The mighty Mackenzie River is the second-longest river in North America – after the Mississippi – and its tributaries drain a fifth of Canada. Its powerful waters rise in Great Slave Lake near Fort Providence and flow over 1,700 kilometres to the Mackenzie Delta and Arctic Ocean. This is the North’s original highway and a life-giving artery.
It’s believed prehistoric peoples followed the route of the Mackenzie valley over 10,000 years ago during the initial human migration from Asia to North America. The river was known as Deh Cho (“big river”) to the Dene who lived along its tributaries. The Inuvialuktun name, Kuukpak, means “great river,” and the Gwich’in name, Nagwichoonjik, means “river flowing through a big country.”

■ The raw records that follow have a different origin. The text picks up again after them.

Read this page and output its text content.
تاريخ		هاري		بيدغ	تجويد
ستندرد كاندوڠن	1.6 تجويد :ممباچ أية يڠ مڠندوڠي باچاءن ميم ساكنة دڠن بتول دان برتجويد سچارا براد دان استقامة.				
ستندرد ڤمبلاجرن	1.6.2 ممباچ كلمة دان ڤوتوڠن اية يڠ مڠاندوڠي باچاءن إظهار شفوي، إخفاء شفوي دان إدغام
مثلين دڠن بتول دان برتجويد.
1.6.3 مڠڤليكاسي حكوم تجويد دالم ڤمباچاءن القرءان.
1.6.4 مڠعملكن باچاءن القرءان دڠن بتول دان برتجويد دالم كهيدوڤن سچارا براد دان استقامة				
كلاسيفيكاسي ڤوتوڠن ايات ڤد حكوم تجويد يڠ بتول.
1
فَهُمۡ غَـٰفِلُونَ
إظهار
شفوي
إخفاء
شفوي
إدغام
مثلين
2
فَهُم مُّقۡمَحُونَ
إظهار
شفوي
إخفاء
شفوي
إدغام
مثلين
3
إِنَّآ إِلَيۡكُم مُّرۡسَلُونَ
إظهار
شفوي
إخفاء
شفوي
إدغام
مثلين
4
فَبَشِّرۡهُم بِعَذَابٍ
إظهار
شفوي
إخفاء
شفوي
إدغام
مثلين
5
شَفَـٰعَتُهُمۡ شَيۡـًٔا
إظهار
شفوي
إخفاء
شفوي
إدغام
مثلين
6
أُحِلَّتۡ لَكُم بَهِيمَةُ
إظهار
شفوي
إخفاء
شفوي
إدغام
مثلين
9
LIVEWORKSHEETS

It takes its English name from Alexander Mackenzie, a fur trader from Montreal who explored its waters in 1789. Tiny seasonal trading posts called Forts were set up as a result, and evolved into the river communities of today. The ease of transportation the Mackenzie offered made it a central route for explorers, traders, and missionaries.
The Mackenzie continues to be a route for trade today, with tugs and barges delivering goods to communities from Great Slave Lake to the Mackenzie Delta, and from Alaska to Nunavut. Break-up on the mighty river is always a momentous occasion each spring as the waters once again come to life. The Mackenzie is usually free of ice by early June and stays open until about November.

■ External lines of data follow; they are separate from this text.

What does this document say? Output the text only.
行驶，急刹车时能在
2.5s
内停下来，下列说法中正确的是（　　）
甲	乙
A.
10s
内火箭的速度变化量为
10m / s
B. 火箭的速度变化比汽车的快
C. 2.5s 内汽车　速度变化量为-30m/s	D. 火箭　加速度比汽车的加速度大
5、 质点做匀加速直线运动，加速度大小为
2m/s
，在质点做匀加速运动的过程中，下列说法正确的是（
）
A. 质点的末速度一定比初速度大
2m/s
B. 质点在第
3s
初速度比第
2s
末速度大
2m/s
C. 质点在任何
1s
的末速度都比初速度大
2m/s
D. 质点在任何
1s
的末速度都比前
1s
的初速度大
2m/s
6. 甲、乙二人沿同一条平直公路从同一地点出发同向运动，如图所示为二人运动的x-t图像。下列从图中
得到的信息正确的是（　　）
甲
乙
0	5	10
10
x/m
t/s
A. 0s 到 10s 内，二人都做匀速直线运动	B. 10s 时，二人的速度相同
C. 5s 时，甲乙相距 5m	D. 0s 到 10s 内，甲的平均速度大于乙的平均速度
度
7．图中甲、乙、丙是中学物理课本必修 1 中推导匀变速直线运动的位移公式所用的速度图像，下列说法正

Over 50 species of fish swim through these waters. Whitefish, Inconnu and Long-Nose Suckers all migrate between the Mackenzie and the Liard, its biggest direct tributary. Some 215 bird species have been recorded in the Mackenzie Delta, including species such as the whooping crane, peregrine falcon and bald eagle. Many migratory birds also use the Mackenzie for navigation each year. The Delta is also an important calving ground for beluga whales, while moose, minks, beavers, and muskrats are all found along the river banks.
The communities on the banks of this legendary river are likewise intrinsically connected to the mighty Mackenzie, which continues to play a vital part in shaping our spectacular NWT.